In the hands of Williams and her tight- as-a-tourniquet band, including guitarists Bill Frisell and Greg Leisz, bassist David Sutton, and drummer Butch Norton, the Deep South and its people and places come alive. Twelve of the 14 songs were informed by the experiences and mood of Highway 20, which slashes through the region from Texas to South Carolina. On the brooding title track, steel guitar and unrelenting percussion (played with brushes, to haunting effect) build a somber atmosphere, Williams observing, “I know this road like the back of my hand.” I listened to this album while hurtling across a lonely highway in the dark on a passenger bus, and I swear it felt like a soundtrack written just for that night.

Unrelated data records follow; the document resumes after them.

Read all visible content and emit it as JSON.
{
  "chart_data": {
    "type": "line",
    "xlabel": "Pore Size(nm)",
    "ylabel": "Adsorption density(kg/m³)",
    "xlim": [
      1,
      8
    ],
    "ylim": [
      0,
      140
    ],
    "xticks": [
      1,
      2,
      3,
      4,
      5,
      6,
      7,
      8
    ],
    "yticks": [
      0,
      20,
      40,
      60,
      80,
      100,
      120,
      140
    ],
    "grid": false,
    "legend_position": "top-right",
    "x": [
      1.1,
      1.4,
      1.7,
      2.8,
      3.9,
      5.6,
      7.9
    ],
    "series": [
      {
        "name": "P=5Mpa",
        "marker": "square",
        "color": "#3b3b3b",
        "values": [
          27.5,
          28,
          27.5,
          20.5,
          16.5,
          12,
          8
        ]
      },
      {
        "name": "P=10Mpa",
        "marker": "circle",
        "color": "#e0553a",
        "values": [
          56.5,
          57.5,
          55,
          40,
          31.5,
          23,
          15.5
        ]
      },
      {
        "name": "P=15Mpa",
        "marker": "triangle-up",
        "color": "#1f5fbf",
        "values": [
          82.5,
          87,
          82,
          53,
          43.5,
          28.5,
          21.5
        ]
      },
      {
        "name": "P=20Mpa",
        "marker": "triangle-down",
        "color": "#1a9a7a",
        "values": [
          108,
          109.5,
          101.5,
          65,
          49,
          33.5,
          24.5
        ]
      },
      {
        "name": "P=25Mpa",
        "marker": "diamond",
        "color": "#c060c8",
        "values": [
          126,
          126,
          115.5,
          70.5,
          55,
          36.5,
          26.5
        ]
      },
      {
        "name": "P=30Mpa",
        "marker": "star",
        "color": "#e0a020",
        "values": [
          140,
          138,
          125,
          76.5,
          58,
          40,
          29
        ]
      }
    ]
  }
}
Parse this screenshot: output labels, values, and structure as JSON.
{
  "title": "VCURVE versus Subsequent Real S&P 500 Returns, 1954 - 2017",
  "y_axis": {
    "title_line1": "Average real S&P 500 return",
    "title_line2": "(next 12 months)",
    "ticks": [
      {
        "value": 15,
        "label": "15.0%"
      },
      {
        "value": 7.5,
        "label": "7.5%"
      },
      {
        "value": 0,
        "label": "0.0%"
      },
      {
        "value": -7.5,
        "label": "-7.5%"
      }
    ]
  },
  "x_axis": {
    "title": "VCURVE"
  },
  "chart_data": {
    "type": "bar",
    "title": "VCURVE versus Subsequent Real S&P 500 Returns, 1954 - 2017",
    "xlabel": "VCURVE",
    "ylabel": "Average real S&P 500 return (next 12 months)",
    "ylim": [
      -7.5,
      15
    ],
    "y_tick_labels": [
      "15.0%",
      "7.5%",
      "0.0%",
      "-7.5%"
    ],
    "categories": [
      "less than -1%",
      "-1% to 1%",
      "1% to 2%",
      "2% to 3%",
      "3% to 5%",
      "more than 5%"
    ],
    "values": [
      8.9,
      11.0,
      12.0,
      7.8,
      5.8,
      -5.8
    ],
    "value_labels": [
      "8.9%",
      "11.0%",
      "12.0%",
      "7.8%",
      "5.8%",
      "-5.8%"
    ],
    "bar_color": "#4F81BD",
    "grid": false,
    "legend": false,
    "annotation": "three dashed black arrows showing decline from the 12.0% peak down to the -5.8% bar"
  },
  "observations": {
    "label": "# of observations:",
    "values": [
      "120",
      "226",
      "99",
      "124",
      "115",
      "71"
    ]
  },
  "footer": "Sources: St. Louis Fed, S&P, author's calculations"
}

“Place in My Heart” is a lilting two- step that captures both sweetness and pain. And “Can’t Close the Door on Love” manages to sound slow-dance- tender and vaguely menacing, with provocative guitar licks dancing atop Williams’ warning: “You can’t close the door on our love.” The musicians show restraint and pacing honed over decades and know when to hit the throttle—the swinging “Bitter Memory”—and when to ease off the gas, as on the unhurried and moody “Louisiana.” The latter is one of many songs that show off Williams’ gift for phrasing, calling to mind Frank Sinatra in her ability to stretch a word just so or leave just the right space between syllables. Perhaps this is a side effect of being raised by a noted poet and literature professor, father Miller Williams. On “Louisiana,” she delivers every line with a precision that sounds kicked-back but is anything but, her pauses remarkably effective as she sings, “So hot you could fry an egg on the sidewalk.”

Throughout “Ghosts,” Williams stretches herself with complex arrangements and styles. “Doors of Heaven” has a rabble-rousing gospel vibe, while “Faith and Grace” could be heard in a jazz club, with an almost improvisational arrangement. As delicious as the playing is, however, the star of these songs—as always with Williams—is the words. Her lyrics would work as poems or even chapters in a Southern-soaked novel in the Faulkner vein. On song after song, lyrics leap from the speakers, Williams painting pictures of slamming screen doors, scorned lovers, and achingly desolate nights alone. “I’ve seen the face of hell/I know that place pretty damn well,” she sneers on “If There’s a Heaven.” On the scorching “Bitter Memory,” a had-it-up-to-here Williams promises, “Let me show you to the door, bitter memory.” And in what is surely the most memorable lyric, on “Death Came,” she mourns, “Death came and gave you his kiss.”

Growled in Williams’ voice, raw and ragged, even a kiss from death can sound like a seduction.